Donald Trump, apparently tired of lying about everything else, decided to go after U.S. economic growth in 2016, claiming via Twitter that that cause is “trade deficits,” no doubt a defense of his incredibly reckless trade war with Canada.
The U.S. recorded its slowest economic growth in five years (2016). GDP up only 1.6%. Trade deficits hurt the economy very badly.
— Donald J. Trump (@realDonaldTrump) April 26, 2017
On Friday, the Commerce Department said that the U.S. economy grew at an annual rate of 1.6% in 2016. This morning, those numbers Trump has repeatedly mocked both during his campaign and since becoming president, suddenly became critical because of his, if you’ll pardon the expression, “trumped” up trade war with Canada.

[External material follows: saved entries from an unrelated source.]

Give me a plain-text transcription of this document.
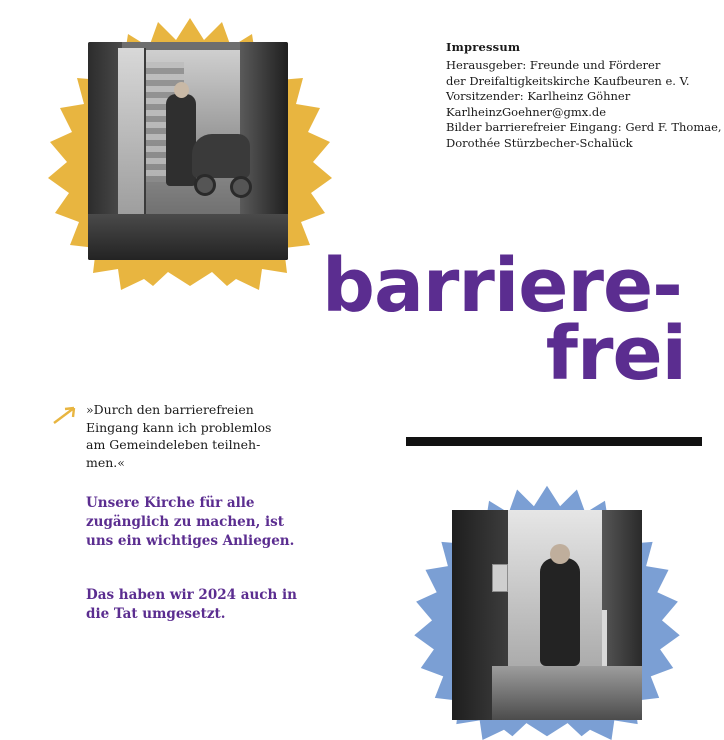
Impressum
Herausgeber: Freunde und Förderer
der Dreifaltigkeitskirche Kaufbeuren e. V.
Vorsitzender: Karlheinz Göhner
KarlheinzGoehner@gmx.de
Bilder barrierefreier Eingang: Gerd F. Thomae,
Dorothée Stürzbecher-Schalück
barriere-
frei
»Durch den barrierefreien Eingang kann ich problemlos am Gemeindeleben teilnehmen.«
Unsere Kirche für alle zugänglich zu machen, ist uns ein wichtiges Anliegen.
Das haben wir 2024 auch in die Tat umgesetzt.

Lou Dobbs, of course, was quick to hail Trump’s tweet:
Trump is the first President to acknowledge our trade deficits cut rate of economic growth #AmericaFirst @POTUS #MAGA #TrumpTrain #Dobbs https://t.co/66Da4imMOc
— Lou Dobbs (@LouDobbs) April 26, 2017
However, Toronto Star fact checker Daniel Dale was on the ball and caught it right away, and Trump’s tweet certainly raised his eyebrows:
This makes no sense at all. https://t.co/Cq5UHjIOG2
— Daniel Dale (@ddale8) April 26, 2017
In fact, during the last quarter of 2016, the economy grew at a rate of 1.9 percent after growing 2.6 percent in 2015 and 2.4 percent in 2014. And the Bureau of Economic Analysis says the “Real gross domestic product (GDP) increased at an annual rate of 2.1 percent in the fourth quarter of 2016.”
Donald Trump claimed he would introduce America to steady 4 percent economic growth, a fantasy according to most economists. But on the whole, Trump has ridiculed numbers, and they only seem to suddenly matter when they’re convenient to some point or another.

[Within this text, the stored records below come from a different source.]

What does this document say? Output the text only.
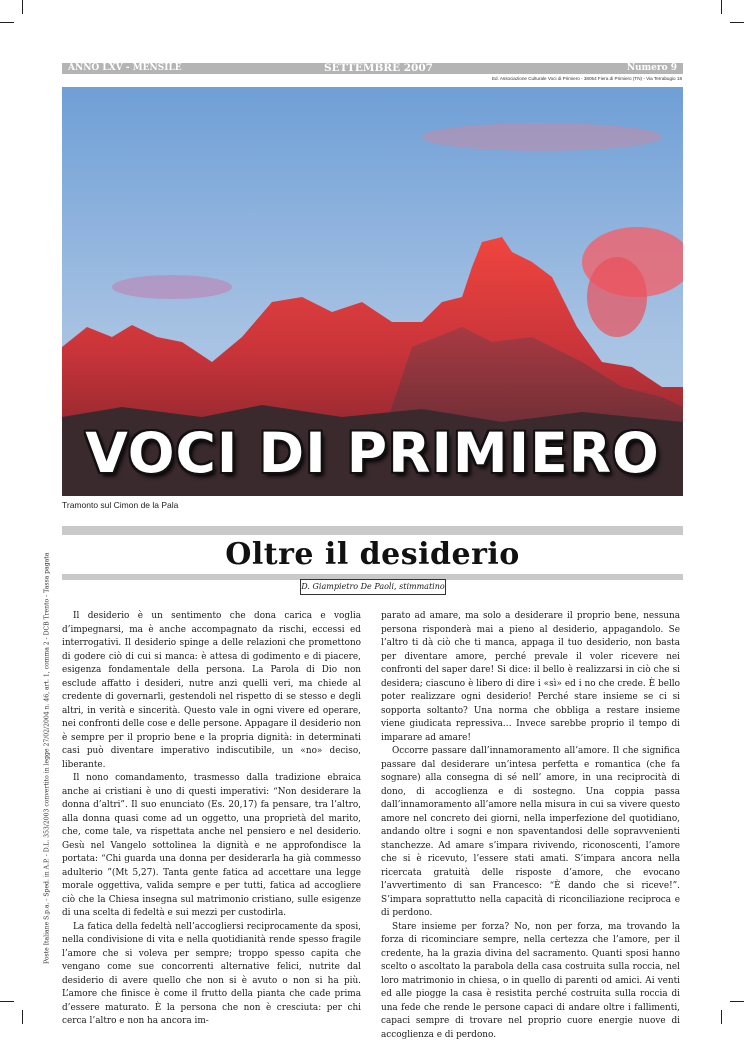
ANNO LXV - MENSILE	SETTEMBRE 2007	Numero 9
Ed. Associazione Culturale Voci di Primiero - 38054 Fiera di Primiero (TN) - Via Terrabugio 18
VOCI DI PRIMIERO
Tramonto sul Cimon de la Pala
Oltre il desiderio
D. Giampietro De Paoli, stimmatino
Poste Italiane S.p.a. - Sped. in A.P. - D.L. 353/2003 convertito in legge 27/02/2004 n. 46, art. 1, comma 2 - DCB Trento - Tassa pagata	Il desiderio è un sentimento che dona carica e voglia d’impegnarsi, ma è anche accompagnato da rischi, eccessi ed interrogativi. Il desiderio spinge a delle relazioni che promettono di godere ciò di cui si manca: è attesa di godimento e di piacere, esigenza fondamentale della persona. La Parola di Dio non esclude affatto i desideri, nutre anzi quelli veri, ma chiede al credente di governarli, gestendoli nel rispetto di se stesso e degli altri, in verità e sincerità. Questo vale in ogni vivere ed operare, nei confronti delle cose e delle persone. Appagare il desiderio non è sempre per il proprio bene e la propria dignità: in determinati casi può diventare imperativo indiscutibile, un «no» deciso, liberante.

Il nono comandamento, trasmesso dalla tradizione ebraica anche ai cristiani è uno di questi imperativi: “Non desiderare la donna d’altri”. Il suo enunciato (Es. 20,17) fa pensare, tra l’altro, alla donna quasi come ad un oggetto, una proprietà del marito, che, come tale, va rispettata anche nel pensiero e nel desiderio. Gesù nel Vangelo sottolinea la dignità e ne approfondisce la portata: “Chi guarda una donna per desiderarla ha già commesso adulterio ”(Mt 5,27). Tanta gente fatica ad accettare una legge morale oggettiva, valida sempre e per tutti, fatica ad accogliere ciò che la Chiesa insegna sul matrimonio cristiano, sulle esigenze di una scelta di fedeltà e sui mezzi per custodirla.

La fatica della fedeltà nell’accogliersi reciprocamente da sposi, nella condivisione di vita e nella quotidianità rende spesso fragile l’amore che si voleva per sempre; troppo spesso capita che vengano come sue concorrenti alternative felici, nutrite dal desiderio di avere quello che non si è avuto o non si ha più. L’amore che finisce è come il frutto della pianta che cade prima d’essere maturato. È la persona che non è cresciuta: per chi cerca l’altro e non ha ancora im-

parato ad amare, ma solo a desiderare il proprio bene, nessuna persona risponderà mai a pieno al desiderio, appagandolo. Se l’altro ti dà ciò che ti manca, appaga il tuo desiderio, non basta per diventare amore, perché prevale il voler ricevere nei confronti del saper dare! Si dice: il bello è realizzarsi in ciò che si desidera; ciascuno è libero di dire i «sì» ed i no che crede. È bello poter realizzare ogni desiderio! Perché stare insieme se ci si sopporta soltanto? Una norma che obbliga a restare insieme viene giudicata repressiva… Invece sarebbe proprio il tempo di imparare ad amare!

Occorre passare dall’innamoramento all’amore. Il che significa passare dal desiderare un’intesa perfetta e romantica (che fa sognare) alla consegna di sé nell’ amore, in una reciprocità di dono, di accoglienza e di sostegno. Una coppia passa dall’innamoramento all’amore nella misura in cui sa vivere questo amore nel concreto dei giorni, nella imperfezione del quotidiano, andando oltre i sogni e non spaventandosi delle sopravvenienti stanchezze. Ad amare s’impara rivivendo, riconoscenti, l’amore che si è ricevuto, l’essere stati amati. S’impara ancora nella ricercata gratuità delle risposte d’amore, che evocano l’avvertimento di san Francesco: “È dando che si riceve!”. S’impara soprattutto nella capacità di riconciliazione reciproca e di perdono.

Stare insieme per forza? No, non per forza, ma trovando la forza di ricominciare sempre, nella certezza che l’amore, per il credente, ha la grazia divina del sacramento. Quanti sposi hanno scelto o ascoltato la parabola della casa costruita sulla roccia, nel loro matrimonio in chiesa, o in quello di parenti od amici. Ai venti ed alle piogge la casa è resistita perché costruita sulla roccia di una fede che rende le persone capaci di andare oltre i fallimenti, capaci sempre di trovare nel proprio cuore energie nuove di accoglienza e di perdono.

Numbers don’t work that way. They always matter. Set aside for a moment the essential hypocrisy of Trump’s anti-trade rhetoric.
Trump’s attempt to delegitimize all the many numbers that are unfavorable to him, and to latch on to what few help him, is doomed to failure because numbers always matter, whether you “believe in them” or not.
Trump makes a big deal of low economic growth in 2016 but that economic growth was growing in the last 3 months of the Obama presidency and you can be sure if it had been higher he would have just as gladly taken credit for it rather than condemning it, just as he has taken credit for other of Obama’s economic achievements.